Germans devote around two thirds of their video time to classic linear television, but are also increasingly making use of video-on-demand (VOD) services.
US portals such as YouTube, Netflix and Amazon dominate the VOD market. This is the result of the Digitisation Report 2018 unveiled by the German media authorities at consumer electronics fair IFA in Berlin.
More than 29 million people from 14 years of age in Germany use VOD services at least once a month, corresponding with 42% of the population. YouTube tops VOD usage, followed by the catch-up services of TV channels, Amazon and Netflix.
Among 14 to 29-year-olds, VOD consumption has already outstripped linear television with more than half (56%) of all video use. The share of linear television in this age group has fallen from almost half (47%) to just over a quarter (29%) of the time budget over the past two years.
“The television market has changed rapidly compared to the previous year. The campfire evenings with the family in front of the TV set are now definitely a thing of the past. Instead, vouchers are bought in the supermarket for VOD series evenings,” said Cornelia Holsten, chairwoman of the directors’ conference of the media authorities.
“Programme-makers need to find out how best to combine linear and non-linear content. That means a lot of courage and a willingness to experiment if you don’t want to leave the market to others in the near future,” added Holsten. “Our task in this new market is to ensure fairness in competition.”
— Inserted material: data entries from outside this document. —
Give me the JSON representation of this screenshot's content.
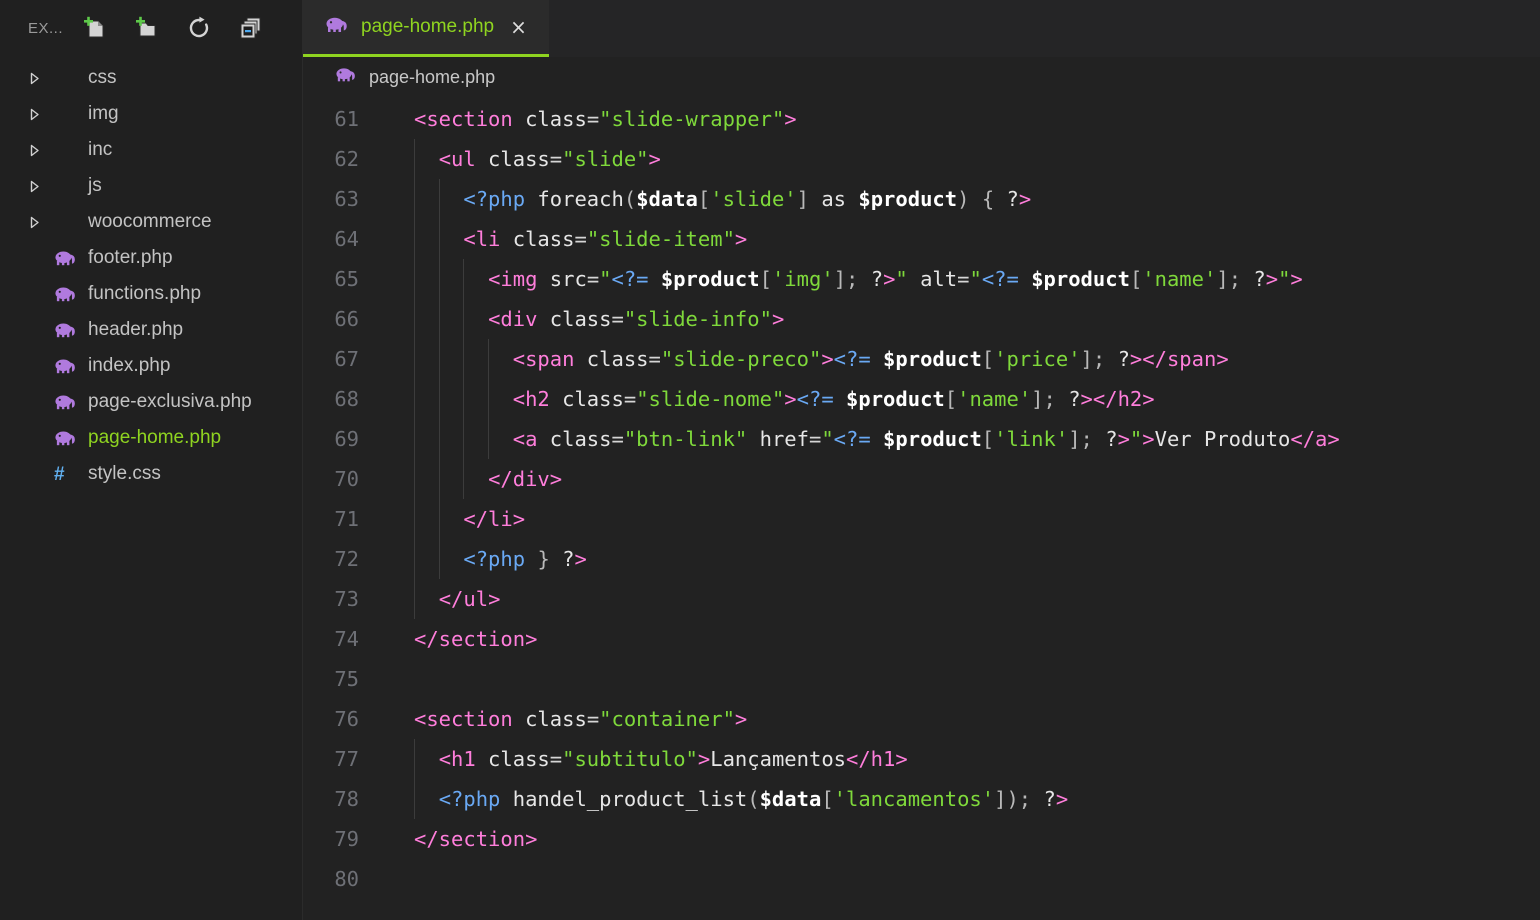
{
  "sidebar": {
    "title": "EX...",
    "actions": [
      {
        "name": "new-file-icon",
        "label": "New File"
      },
      {
        "name": "new-folder-icon",
        "label": "New Folder"
      },
      {
        "name": "refresh-icon",
        "label": "Refresh Explorer"
      },
      {
        "name": "collapse-all-icon",
        "label": "Collapse Folders in Explorer"
      }
    ],
    "tree": [
      {
        "label": "css",
        "type": "folder",
        "expanded": false,
        "active": false
      },
      {
        "label": "img",
        "type": "folder",
        "expanded": false,
        "active": false
      },
      {
        "label": "inc",
        "type": "folder",
        "expanded": false,
        "active": false
      },
      {
        "label": "js",
        "type": "folder",
        "expanded": false,
        "active": false
      },
      {
        "label": "woocommerce",
        "type": "folder",
        "expanded": false,
        "active": false
      },
      {
        "label": "footer.php",
        "type": "php",
        "active": false
      },
      {
        "label": "functions.php",
        "type": "php",
        "active": false
      },
      {
        "label": "header.php",
        "type": "php",
        "active": false
      },
      {
        "label": "index.php",
        "type": "php",
        "active": false
      },
      {
        "label": "page-exclusiva.php",
        "type": "php",
        "active": false
      },
      {
        "label": "page-home.php",
        "type": "php",
        "active": true
      },
      {
        "label": "style.css",
        "type": "css",
        "active": false
      }
    ]
  },
  "editor": {
    "tab": {
      "label": "page-home.php",
      "close": "×",
      "icon": "php-elephant-icon"
    },
    "breadcrumb": {
      "label": "page-home.php",
      "icon": "php-elephant-icon"
    },
    "first_line_number": 61,
    "last_line_number": 80,
    "lines": [
      {
        "n": 61,
        "text": "<section class=\"slide-wrapper\">"
      },
      {
        "n": 62,
        "text": "  <ul class=\"slide\">"
      },
      {
        "n": 63,
        "text": "    <?php foreach($data['slide'] as $product) { ?>"
      },
      {
        "n": 64,
        "text": "    <li class=\"slide-item\">"
      },
      {
        "n": 65,
        "text": "      <img src=\"<?= $product['img']; ?>\" alt=\"<?= $product['name']; ?>\">"
      },
      {
        "n": 66,
        "text": "      <div class=\"slide-info\">"
      },
      {
        "n": 67,
        "text": "        <span class=\"slide-preco\"><?= $product['price']; ?></span>"
      },
      {
        "n": 68,
        "text": "        <h2 class=\"slide-nome\"><?= $product['name']; ?></h2>"
      },
      {
        "n": 69,
        "text": "        <a class=\"btn-link\" href=\"<?= $product['link']; ?>\">Ver Produto</a>"
      },
      {
        "n": 70,
        "text": "      </div>"
      },
      {
        "n": 71,
        "text": "    </li>"
      },
      {
        "n": 72,
        "text": "    <?php } ?>"
      },
      {
        "n": 73,
        "text": "  </ul>"
      },
      {
        "n": 74,
        "text": "</section>"
      },
      {
        "n": 75,
        "text": ""
      },
      {
        "n": 76,
        "text": "<section class=\"container\">"
      },
      {
        "n": 77,
        "text": "  <h1 class=\"subtitulo\">Lançamentos</h1>"
      },
      {
        "n": 78,
        "text": "  <?php handel_product_list($data['lancamentos']); ?>"
      },
      {
        "n": 79,
        "text": "</section>"
      },
      {
        "n": 80,
        "text": ""
      }
    ]
  },
  "colors": {
    "accent": "#8fd420",
    "php_icon": "#b07ade",
    "css_icon": "#61afef",
    "sidebar_bg": "#202020",
    "editor_bg": "#222222",
    "tab_bg": "#2b2b2b",
    "tag": "#ff7edb",
    "attribute": "#ffe23f",
    "string": "#7fd93b",
    "php_delim": "#6aa9f4",
    "keyword": "#ff8c3a",
    "variable": "#ffffff",
    "linenumber": "#6e7076"
  }
}
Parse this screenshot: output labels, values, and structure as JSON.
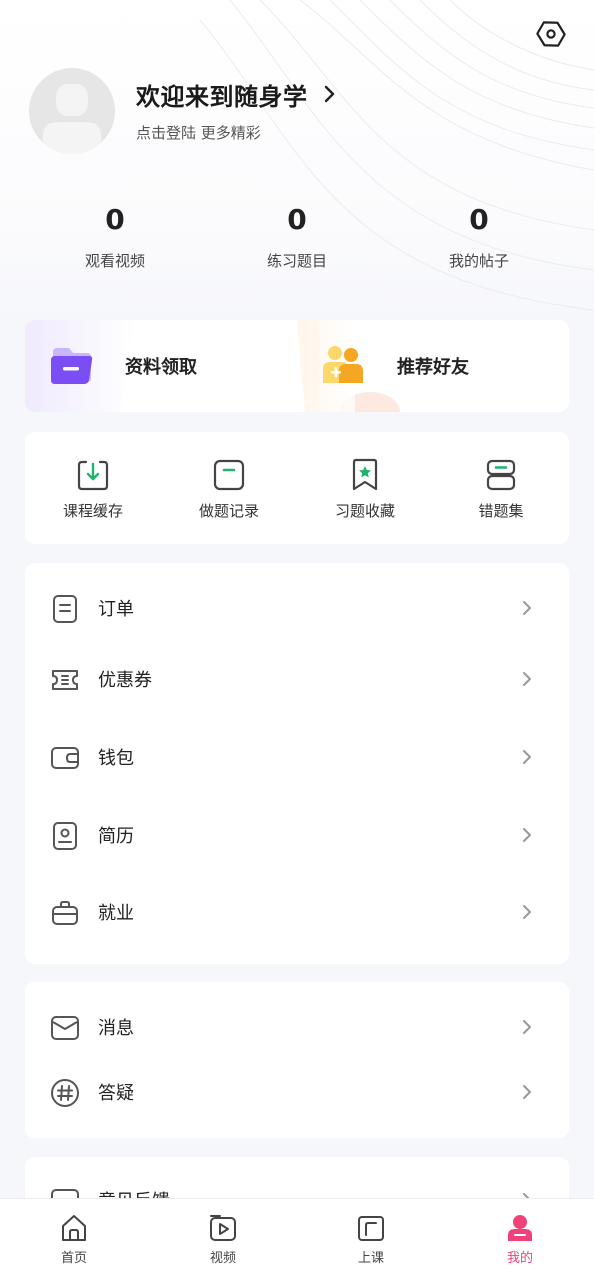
{
  "header": {
    "welcome_title": "欢迎来到随身学",
    "welcome_subtitle": "点击登陆 更多精彩"
  },
  "stats": [
    {
      "value": "0",
      "label": "观看视频"
    },
    {
      "value": "0",
      "label": "练习题目"
    },
    {
      "value": "0",
      "label": "我的帖子"
    }
  ],
  "promo": [
    {
      "label": "资料领取",
      "icon": "folder-icon"
    },
    {
      "label": "推荐好友",
      "icon": "add-friends-icon"
    }
  ],
  "quick": [
    {
      "label": "课程缓存",
      "icon": "download-icon"
    },
    {
      "label": "做题记录",
      "icon": "record-icon"
    },
    {
      "label": "习题收藏",
      "icon": "bookmark-star-icon"
    },
    {
      "label": "错题集",
      "icon": "wrong-set-icon"
    }
  ],
  "menu": [
    {
      "label": "订单",
      "icon": "order-icon"
    },
    {
      "label": "优惠券",
      "icon": "coupon-icon"
    },
    {
      "label": "钱包",
      "icon": "wallet-icon"
    },
    {
      "label": "简历",
      "icon": "resume-icon"
    },
    {
      "label": "就业",
      "icon": "briefcase-icon"
    }
  ],
  "menu2": [
    {
      "label": "消息",
      "icon": "mail-icon"
    },
    {
      "label": "答疑",
      "icon": "hash-icon"
    }
  ],
  "menu3": [
    {
      "label": "意见反馈",
      "icon": "feedback-icon"
    }
  ],
  "tabs": [
    {
      "label": "首页",
      "icon": "home-icon"
    },
    {
      "label": "视频",
      "icon": "video-icon"
    },
    {
      "label": "上课",
      "icon": "class-icon"
    },
    {
      "label": "我的",
      "icon": "profile-icon",
      "active": true
    }
  ],
  "colors": {
    "accent": "#f0427a",
    "green": "#1fb36b",
    "icon_gray": "#555555",
    "promo_purple": "#7b4df5",
    "promo_orange": "#f5a623"
  }
}
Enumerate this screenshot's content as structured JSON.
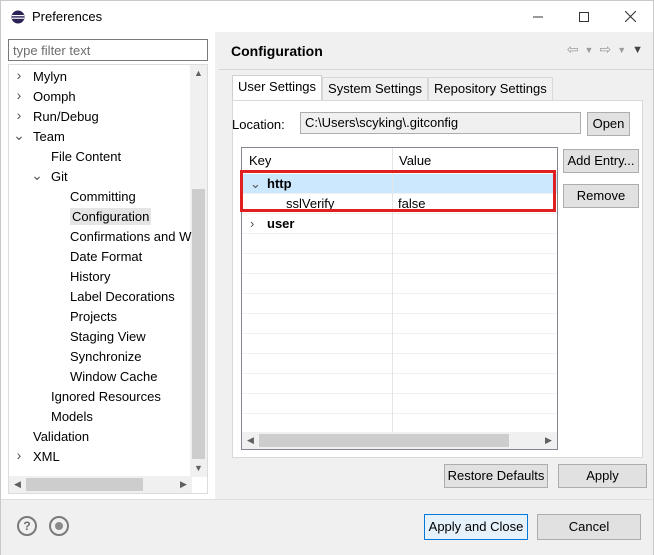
{
  "window": {
    "title": "Preferences",
    "minimize_icon": "minimize-icon",
    "maximize_icon": "maximize-icon",
    "close_icon": "close-icon"
  },
  "sidebar": {
    "filter_placeholder": "type filter text",
    "items": [
      {
        "label": "Mylyn",
        "level": 0,
        "expander": "collapsed"
      },
      {
        "label": "Oomph",
        "level": 0,
        "expander": "collapsed"
      },
      {
        "label": "Run/Debug",
        "level": 0,
        "expander": "collapsed"
      },
      {
        "label": "Team",
        "level": 0,
        "expander": "expanded"
      },
      {
        "label": "File Content",
        "level": 1,
        "expander": "none"
      },
      {
        "label": "Git",
        "level": 1,
        "expander": "expanded"
      },
      {
        "label": "Committing",
        "level": 2,
        "expander": "none"
      },
      {
        "label": "Configuration",
        "level": 2,
        "expander": "none",
        "selected": true
      },
      {
        "label": "Confirmations and W",
        "level": 2,
        "expander": "none"
      },
      {
        "label": "Date Format",
        "level": 2,
        "expander": "none"
      },
      {
        "label": "History",
        "level": 2,
        "expander": "none"
      },
      {
        "label": "Label Decorations",
        "level": 2,
        "expander": "none"
      },
      {
        "label": "Projects",
        "level": 2,
        "expander": "none"
      },
      {
        "label": "Staging View",
        "level": 2,
        "expander": "none"
      },
      {
        "label": "Synchronize",
        "level": 2,
        "expander": "none"
      },
      {
        "label": "Window Cache",
        "level": 2,
        "expander": "none"
      },
      {
        "label": "Ignored Resources",
        "level": 1,
        "expander": "none"
      },
      {
        "label": "Models",
        "level": 1,
        "expander": "none"
      },
      {
        "label": "Validation",
        "level": 0,
        "expander": "none"
      },
      {
        "label": "XML",
        "level": 0,
        "expander": "collapsed"
      }
    ]
  },
  "page": {
    "title": "Configuration",
    "tabs": [
      {
        "label": "User Settings",
        "active": true
      },
      {
        "label": "System Settings",
        "active": false
      },
      {
        "label": "Repository Settings",
        "active": false
      }
    ],
    "location_label": "Location:",
    "location_value": "C:\\Users\\scyking\\.gitconfig",
    "open_button": "Open",
    "add_entry_button": "Add Entry...",
    "remove_button": "Remove",
    "table": {
      "columns": [
        "Key",
        "Value"
      ],
      "rows": [
        {
          "key": "http",
          "value": "",
          "expander": "expanded",
          "bold": true,
          "selected": true
        },
        {
          "key": "sslVerify",
          "value": "false",
          "expander": "none",
          "bold": false,
          "child": true
        },
        {
          "key": "user",
          "value": "",
          "expander": "collapsed",
          "bold": true
        }
      ]
    },
    "restore_defaults_button": "Restore Defaults",
    "apply_button": "Apply"
  },
  "footer": {
    "help_icon": "help-icon",
    "import_export_icon": "import-export-icon",
    "apply_close_button": "Apply and Close",
    "cancel_button": "Cancel"
  },
  "colors": {
    "selection_blue": "#cce8ff",
    "highlight_red": "#e02020"
  }
}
The Digitisation Report 2018 also shows that the full digitisation of TV reception is almost complete. 37.5 million households in Germany receive digital television signals which corresponds to 97% of TV households. Cable, the only transmission infrastructure that has not yet been fully digitised, will complete analogue switch-off in early 2019. At the time of data collection in June 2018, the digitisation rate among cable households amounted to 93%.
The German and Enlish-language versions of the Digitisation Report 2018 can be downloaded free of charge from the media authorities’ website.